In particular, you need to get creative in identifying payoffs for what you’re doing. It is all too easy to turn a focus sprint into the drudgery of “just do it.” The difference is that in a focus sprint, you see selfish values you are sure to get right now. Those may be “strategic byproducts” such as, “I’m learning the tools of marketing,” or “I’m practicing being outside of my comfort zone,” or “I’m getting important information about what people are or are not interested in.” The thing you can guarantee is self-development, i.e., you will grow your knowledge or skills or self-understanding. When you identify that explicitly up front — and you believe that this self-development is critical to achieving your ambitious goal — then self-development gives you an extra source of pride, joy, and confidence while you are stumbling along a rocky road without the experience to make it easy and comfortable.
As I said, this takes extra mental effort. It means there is an extra overhead in everything you do in a focus sprint. You may need a deliberate warm-up of your mental circuits. You may need to take 3-minute walks. You may need to use all of the tactics in the Thinker’s Toolkit at one time or another. It will take dedication and energy — but it won’t require you to force your mind or suppress anything.

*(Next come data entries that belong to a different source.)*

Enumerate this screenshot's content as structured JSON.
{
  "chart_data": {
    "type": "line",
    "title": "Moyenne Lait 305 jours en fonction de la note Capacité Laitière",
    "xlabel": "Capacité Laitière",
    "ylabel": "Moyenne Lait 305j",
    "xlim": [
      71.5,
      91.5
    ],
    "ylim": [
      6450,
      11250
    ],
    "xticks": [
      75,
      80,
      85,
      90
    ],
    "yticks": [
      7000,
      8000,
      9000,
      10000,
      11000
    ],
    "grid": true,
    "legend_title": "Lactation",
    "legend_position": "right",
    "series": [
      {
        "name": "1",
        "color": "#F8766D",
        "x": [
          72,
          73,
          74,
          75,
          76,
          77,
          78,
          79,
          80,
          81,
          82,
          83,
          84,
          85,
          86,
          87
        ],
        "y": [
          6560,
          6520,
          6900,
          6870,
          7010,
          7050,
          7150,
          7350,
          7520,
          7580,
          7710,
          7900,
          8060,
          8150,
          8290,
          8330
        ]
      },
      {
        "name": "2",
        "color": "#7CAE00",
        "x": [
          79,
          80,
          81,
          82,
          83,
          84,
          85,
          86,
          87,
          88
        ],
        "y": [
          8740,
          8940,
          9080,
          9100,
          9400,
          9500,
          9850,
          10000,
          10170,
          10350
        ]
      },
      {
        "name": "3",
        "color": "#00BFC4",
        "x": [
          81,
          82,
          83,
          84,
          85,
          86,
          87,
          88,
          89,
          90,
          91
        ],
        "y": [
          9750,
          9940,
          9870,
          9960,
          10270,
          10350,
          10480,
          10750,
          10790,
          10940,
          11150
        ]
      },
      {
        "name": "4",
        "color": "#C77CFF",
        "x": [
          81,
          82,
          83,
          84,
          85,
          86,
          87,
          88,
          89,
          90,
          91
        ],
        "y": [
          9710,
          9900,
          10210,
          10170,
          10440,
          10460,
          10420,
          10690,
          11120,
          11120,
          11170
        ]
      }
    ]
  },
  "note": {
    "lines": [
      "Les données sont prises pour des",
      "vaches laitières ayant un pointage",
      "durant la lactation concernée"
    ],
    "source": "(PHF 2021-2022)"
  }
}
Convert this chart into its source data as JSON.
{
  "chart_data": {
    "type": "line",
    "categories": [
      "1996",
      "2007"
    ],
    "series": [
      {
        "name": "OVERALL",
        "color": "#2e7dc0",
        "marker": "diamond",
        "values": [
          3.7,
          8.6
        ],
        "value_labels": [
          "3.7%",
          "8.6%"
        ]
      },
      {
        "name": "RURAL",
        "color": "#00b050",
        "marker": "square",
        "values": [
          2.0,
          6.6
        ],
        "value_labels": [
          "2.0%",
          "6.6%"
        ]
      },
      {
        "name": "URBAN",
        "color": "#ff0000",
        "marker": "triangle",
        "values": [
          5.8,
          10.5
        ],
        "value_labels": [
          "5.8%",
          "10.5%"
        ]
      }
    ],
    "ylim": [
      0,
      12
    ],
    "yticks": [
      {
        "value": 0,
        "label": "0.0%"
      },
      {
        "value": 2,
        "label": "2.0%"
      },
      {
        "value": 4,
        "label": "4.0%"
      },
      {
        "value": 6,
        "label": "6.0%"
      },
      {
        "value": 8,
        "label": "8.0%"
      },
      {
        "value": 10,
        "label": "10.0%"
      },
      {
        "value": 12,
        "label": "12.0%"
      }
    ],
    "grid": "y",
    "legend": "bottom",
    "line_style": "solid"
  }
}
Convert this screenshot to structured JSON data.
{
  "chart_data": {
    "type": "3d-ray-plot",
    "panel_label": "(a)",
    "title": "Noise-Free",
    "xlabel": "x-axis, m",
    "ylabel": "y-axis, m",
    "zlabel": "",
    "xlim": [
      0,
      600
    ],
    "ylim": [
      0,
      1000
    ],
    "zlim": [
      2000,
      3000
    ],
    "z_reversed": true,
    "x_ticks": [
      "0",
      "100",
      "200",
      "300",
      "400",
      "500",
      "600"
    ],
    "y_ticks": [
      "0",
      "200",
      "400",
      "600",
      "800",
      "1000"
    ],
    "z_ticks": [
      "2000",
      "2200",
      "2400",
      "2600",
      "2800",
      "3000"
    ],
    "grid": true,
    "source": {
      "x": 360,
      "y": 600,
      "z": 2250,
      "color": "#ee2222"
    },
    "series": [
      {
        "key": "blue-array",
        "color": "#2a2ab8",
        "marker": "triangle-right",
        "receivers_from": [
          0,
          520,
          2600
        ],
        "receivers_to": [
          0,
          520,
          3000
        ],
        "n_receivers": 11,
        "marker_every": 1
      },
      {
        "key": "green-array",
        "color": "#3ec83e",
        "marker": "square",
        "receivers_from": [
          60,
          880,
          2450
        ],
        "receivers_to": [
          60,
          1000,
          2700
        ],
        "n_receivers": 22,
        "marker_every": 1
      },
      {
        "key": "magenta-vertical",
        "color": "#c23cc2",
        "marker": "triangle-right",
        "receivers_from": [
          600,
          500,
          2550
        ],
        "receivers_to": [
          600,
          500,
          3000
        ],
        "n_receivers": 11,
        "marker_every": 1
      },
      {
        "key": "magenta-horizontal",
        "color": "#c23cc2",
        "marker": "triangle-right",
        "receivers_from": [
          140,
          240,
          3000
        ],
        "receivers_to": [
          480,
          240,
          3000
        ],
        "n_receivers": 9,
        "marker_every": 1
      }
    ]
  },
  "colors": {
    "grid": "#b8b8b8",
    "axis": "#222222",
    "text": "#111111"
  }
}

3) Celebrate, celebrate, celebrate, plus mourn if necessary
Perhaps the most important part of a focus sprint is the end, when you do celebration and mourning.
Make sure you celebrate all of your achievements. Celebration is the deliberate identification of values you have gained by an activity. If you put your mind to it, you can always find many things to celebrate. I was speaking recently with a client who had created his first-ever video describing his product for his home page. We spent a solid 5 minutes listing all of the good things that came out of it. This included a celebration of how professional it came out, a celebration of all of the tools he had researched and learned in order to do it, a celebration of how it was relatively easy once he got over the hump, and a celebration that this marked a big step in his business.
You can celebrate even in a failure.There is always something you learned or can learn from an ostensible failure. But if you do fail, it’s important to mourn the losses. This helps you get clearer on the values lost. By taking failure seriously, you can strengthen the values you are pursuing, you can strengthen your trust in yourself, and you can strengthen your commitment to finding a creative way to gain your values.
And finally, celebration ensures you end on a positive note and file your focus sprint as a success. Even if you had a miserable slog for your 75 minutes and did not accomplish what you had hoped to accomplish, you did some important things. Perhaps you clarified the problem. Perhaps you got clearer on the motivation that is holding you back. Perhaps you demonstrated conclusively that the task you picked is not the thing to do first. All of these are collateral gains that deserve to be celebrated as part of a focus sprint. You went into it knowing it would be difficult, knowing it might not be successful, knowing that you would learn something. Harvesting that learning is part of the process. And so is patting yourself on the back for having followed through on your decision, even though it was difficult. That takes courage and integrity, and you are reinforcing those deep values every time you do a focus sprint.